I'd say you have a bad cpu.
Esokrates about 10 years

psusi: is there a special reason you suspect the cpu?

Esokrates about 10 years

Hi, Thanks for your answer. Is there anything additional I can provide for you to have a quick look on it? The linux debug symbols were installed, I invoked the crash utility with the path to the symbols and ran bt. The output is attached in the initial question. A memcheck86+ passed without any errors, so it seems not to be the memory. Is swapping the memory modules still necessary? What is really strange with this issue is, that the laptop did not panic since I asked the question and paniced 4 times that day I asked the question (it cannot be overheating), so reproducing is not easy.
Esokrates about 10 years

Okay crash happened again today (under windows, when my sister had to use a microsoft program). What do you mean by in depth analysis and what steps would it involve? The issue is strange, because the motherboard has been exchanged, memcheck86+ shows no errors and the Intel® Processor Diagnostic Tool passed successfully (under windows).

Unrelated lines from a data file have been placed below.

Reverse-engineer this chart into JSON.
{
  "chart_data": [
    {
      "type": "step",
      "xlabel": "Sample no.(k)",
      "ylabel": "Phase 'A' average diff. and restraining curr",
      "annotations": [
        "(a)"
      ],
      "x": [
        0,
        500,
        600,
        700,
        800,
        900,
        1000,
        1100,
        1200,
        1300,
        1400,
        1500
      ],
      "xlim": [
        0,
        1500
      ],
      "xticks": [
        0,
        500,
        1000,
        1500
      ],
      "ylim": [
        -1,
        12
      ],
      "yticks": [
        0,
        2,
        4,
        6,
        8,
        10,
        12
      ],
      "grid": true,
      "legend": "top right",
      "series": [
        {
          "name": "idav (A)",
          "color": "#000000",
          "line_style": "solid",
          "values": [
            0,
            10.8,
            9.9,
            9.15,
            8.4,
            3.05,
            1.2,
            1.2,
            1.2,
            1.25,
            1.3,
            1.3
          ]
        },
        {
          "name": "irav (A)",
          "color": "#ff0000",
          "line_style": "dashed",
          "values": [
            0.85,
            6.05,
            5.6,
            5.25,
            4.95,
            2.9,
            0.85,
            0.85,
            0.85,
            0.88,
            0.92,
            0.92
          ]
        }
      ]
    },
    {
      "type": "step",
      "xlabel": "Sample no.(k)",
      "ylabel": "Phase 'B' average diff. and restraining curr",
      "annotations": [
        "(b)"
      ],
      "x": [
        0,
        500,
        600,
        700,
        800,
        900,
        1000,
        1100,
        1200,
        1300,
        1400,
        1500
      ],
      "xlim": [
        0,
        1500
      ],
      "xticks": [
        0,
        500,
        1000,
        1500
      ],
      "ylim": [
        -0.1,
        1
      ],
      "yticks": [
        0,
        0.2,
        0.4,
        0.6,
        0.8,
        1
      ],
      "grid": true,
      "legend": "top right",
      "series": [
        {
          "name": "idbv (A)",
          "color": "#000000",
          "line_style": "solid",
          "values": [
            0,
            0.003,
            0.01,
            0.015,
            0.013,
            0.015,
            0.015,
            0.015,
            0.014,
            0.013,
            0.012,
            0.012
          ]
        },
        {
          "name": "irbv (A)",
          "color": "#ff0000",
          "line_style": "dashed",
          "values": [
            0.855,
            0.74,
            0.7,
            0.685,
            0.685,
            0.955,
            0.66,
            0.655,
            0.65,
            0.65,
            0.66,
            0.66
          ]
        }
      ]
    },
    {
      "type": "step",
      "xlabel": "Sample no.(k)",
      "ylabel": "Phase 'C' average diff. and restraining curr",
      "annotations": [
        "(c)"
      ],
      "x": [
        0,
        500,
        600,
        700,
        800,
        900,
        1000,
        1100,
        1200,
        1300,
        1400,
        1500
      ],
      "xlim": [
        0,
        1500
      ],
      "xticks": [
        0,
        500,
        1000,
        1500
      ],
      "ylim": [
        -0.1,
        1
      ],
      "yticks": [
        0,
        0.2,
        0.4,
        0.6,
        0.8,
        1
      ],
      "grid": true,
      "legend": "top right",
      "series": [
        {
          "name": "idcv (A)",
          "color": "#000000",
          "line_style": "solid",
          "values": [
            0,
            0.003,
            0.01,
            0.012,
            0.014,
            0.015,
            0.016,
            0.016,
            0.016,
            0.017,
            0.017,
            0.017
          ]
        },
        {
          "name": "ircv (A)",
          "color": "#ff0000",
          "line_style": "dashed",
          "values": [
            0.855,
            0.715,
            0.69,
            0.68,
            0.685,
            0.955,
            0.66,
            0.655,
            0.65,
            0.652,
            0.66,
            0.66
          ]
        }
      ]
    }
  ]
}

If it was main memory, memcheck86+ would detect that, wouldn't it? How do I check the cpu cache? One thing out of interest: Could mce=3 boot option be a possible workaround for some time? What are the risks?
ppetraki about 10 years

Yeah... tests lie, well not deliberately, in so much that it has a strong opinion of the "testing model". So unit testing memory may not reproduce the issue because of other contributing factors that only running a full OS can provide. This is why the "linux kernel build" test is so good as it demands all sorts of memory and io in patterns and timing a unit test can't reproduce.
ppetraki about 10 years

I was a little terse when I said "cpu cache", what I was implying is the silicon yield on the chip produced errors in that area which compromised it's memory. So component wise for troubleshooting the memory and cpu should be swapped for known good components.
ppetraki about 10 years

the consequences of ignoring uncorrectable machine checks is silent data corruption. im still of the opinion that the entire machine should be replaced under warranty. you already paid for it once, you shouldn't have to pay more to troubleshoot your own kit. Also the costs of those two components can easily amount to 30-40% of the total purchase price.